On Massive High Spin Particles in (A)dS

TL;DR

This work develops a gauge-invariant description of massive higher-spin fields in $(A)dS$ by coupling a tower of Stueckelberg-like fields and enforcing invariance to derive unitarity and partial masslessness properties. It derives explicit parameter relations and the cosmological-constant dependent critical masses for spins 2 and 3, and generalizes to arbitrary spin $s$ in dimension $d$, culminating in a main result for $\alpha_k^2 = \frac{(s-k)(s+k+d-3)}{(k+1)(2k+d-2)}\big[m^2 - \Omega (s-k-1)(s+k+d-4)\big]$ with $\Omega=\frac{2\Lambda}{(d-1)(d-2)}$, which encodes all partially massless points.
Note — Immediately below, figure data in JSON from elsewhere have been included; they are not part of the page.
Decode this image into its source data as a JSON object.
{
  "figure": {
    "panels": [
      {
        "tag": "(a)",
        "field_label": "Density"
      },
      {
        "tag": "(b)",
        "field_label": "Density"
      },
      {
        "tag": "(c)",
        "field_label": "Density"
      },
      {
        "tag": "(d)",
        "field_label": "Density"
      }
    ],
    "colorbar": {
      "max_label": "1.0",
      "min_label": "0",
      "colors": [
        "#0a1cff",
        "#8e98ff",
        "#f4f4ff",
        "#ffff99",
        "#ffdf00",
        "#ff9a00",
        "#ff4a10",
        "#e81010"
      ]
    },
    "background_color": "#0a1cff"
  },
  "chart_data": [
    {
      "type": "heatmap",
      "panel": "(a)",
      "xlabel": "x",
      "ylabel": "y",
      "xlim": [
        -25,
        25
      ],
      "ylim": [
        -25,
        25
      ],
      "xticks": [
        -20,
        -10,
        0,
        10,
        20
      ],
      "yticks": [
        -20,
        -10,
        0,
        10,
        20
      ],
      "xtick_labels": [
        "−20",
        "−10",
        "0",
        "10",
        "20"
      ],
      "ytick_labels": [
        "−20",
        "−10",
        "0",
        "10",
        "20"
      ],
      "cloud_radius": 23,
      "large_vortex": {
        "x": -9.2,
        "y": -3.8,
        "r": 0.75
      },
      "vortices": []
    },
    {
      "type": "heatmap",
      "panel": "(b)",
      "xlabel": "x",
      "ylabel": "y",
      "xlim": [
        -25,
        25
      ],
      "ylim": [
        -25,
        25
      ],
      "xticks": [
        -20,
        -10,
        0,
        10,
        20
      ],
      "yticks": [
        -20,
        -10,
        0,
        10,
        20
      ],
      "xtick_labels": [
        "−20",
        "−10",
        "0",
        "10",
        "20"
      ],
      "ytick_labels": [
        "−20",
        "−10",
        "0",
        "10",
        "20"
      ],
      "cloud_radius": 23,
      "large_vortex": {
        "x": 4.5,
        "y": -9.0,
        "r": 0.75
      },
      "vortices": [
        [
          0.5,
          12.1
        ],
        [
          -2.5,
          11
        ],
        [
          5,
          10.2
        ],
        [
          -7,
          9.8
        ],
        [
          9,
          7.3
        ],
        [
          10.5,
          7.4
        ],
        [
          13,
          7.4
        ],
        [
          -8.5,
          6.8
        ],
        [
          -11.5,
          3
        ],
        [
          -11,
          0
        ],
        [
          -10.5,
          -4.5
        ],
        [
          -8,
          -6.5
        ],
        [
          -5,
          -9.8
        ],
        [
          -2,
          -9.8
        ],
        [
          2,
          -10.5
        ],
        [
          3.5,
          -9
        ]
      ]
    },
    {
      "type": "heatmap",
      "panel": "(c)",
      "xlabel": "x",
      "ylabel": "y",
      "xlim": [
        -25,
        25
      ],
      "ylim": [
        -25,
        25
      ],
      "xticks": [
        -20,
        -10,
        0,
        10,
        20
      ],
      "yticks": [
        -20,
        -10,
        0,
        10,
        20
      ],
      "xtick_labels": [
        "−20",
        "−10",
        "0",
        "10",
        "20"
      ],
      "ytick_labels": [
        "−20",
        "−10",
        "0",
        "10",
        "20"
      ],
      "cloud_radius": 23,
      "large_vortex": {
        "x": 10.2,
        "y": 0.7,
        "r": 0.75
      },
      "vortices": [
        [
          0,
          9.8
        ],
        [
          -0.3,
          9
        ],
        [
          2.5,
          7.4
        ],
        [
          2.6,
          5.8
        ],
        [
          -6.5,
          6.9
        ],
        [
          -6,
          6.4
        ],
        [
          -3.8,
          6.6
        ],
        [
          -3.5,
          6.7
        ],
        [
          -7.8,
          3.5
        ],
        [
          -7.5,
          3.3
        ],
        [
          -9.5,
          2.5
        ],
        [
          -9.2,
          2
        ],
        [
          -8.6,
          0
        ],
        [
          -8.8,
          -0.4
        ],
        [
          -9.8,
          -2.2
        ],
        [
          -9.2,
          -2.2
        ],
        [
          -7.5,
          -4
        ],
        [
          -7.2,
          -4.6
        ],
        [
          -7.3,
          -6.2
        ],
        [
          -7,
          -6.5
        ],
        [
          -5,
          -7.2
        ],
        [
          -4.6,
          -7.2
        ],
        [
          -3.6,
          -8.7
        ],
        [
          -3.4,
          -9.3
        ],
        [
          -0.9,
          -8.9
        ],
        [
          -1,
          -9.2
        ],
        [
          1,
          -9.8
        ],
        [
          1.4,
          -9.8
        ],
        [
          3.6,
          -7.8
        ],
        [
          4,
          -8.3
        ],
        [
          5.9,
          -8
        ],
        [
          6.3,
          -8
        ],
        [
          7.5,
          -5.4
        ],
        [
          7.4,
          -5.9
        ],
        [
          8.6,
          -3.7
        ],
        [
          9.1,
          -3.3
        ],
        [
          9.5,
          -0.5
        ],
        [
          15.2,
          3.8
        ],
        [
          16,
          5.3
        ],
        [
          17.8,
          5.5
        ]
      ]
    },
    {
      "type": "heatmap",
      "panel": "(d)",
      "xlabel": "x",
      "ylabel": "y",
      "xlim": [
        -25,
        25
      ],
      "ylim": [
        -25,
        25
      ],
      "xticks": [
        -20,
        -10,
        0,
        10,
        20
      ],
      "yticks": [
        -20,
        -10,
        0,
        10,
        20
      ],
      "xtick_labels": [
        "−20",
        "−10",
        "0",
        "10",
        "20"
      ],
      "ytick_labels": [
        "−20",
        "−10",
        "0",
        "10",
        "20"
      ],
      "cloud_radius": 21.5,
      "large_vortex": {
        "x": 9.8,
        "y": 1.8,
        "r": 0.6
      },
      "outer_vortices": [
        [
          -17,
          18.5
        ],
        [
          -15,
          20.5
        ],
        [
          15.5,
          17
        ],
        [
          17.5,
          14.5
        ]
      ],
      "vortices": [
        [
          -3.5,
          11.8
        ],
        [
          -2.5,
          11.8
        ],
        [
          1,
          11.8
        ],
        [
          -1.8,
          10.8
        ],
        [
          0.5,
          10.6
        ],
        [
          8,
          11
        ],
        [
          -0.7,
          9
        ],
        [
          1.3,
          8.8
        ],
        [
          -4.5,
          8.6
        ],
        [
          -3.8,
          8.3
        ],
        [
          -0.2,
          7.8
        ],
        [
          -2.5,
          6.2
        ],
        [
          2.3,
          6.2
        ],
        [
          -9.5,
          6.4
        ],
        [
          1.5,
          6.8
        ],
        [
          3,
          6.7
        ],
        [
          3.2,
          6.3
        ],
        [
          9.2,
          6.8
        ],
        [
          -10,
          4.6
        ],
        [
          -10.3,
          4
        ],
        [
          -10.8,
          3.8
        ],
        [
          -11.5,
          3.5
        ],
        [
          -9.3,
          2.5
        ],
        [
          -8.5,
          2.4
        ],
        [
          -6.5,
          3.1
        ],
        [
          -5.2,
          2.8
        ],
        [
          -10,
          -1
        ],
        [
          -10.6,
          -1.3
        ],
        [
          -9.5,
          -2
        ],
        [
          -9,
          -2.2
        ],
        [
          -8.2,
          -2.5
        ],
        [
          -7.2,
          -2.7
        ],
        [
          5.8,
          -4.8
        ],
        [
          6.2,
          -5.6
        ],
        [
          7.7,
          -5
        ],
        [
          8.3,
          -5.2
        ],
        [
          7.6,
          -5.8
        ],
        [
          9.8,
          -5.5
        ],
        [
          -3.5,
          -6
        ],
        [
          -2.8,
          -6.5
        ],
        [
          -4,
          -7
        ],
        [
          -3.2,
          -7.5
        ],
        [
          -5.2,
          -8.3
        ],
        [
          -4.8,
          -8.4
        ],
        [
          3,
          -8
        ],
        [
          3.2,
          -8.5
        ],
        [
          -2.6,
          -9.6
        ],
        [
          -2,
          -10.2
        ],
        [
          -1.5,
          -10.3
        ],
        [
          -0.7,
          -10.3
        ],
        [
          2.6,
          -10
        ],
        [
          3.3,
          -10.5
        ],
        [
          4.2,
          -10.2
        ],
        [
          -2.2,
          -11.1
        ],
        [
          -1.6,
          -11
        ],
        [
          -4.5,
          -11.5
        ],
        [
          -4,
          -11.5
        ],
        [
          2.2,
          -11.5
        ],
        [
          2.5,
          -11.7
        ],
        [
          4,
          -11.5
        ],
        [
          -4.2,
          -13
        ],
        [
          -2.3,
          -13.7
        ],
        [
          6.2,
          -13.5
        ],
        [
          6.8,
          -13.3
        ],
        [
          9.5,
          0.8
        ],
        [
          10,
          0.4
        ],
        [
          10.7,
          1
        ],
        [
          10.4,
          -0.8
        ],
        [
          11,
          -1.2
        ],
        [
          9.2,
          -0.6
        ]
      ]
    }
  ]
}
The findings reproduce the Deser–Waldron conjecture in $d=4$ and clarify how partial masslessness emerges via decoupling of sectors at critical $\Lambda$ values, shedding light on unitarity, gauge invariance, and the structure of higher-spin theories in curved backgrounds.

Abstract

In this Letter we consider the problem of partial masslessness and unitarity in (A)dS using gauge invariant description of massive high spin particles. We show that for S = 2 and S = 3 cases such formalism allows one correctly reproduce all known results. Then we construct a gauge invariant formulation for massive particles of arbitrary integer spin s in arbitrary space-time dimension d. For d = 4 our results confirm the conjecture made recently by Deser and Waldron.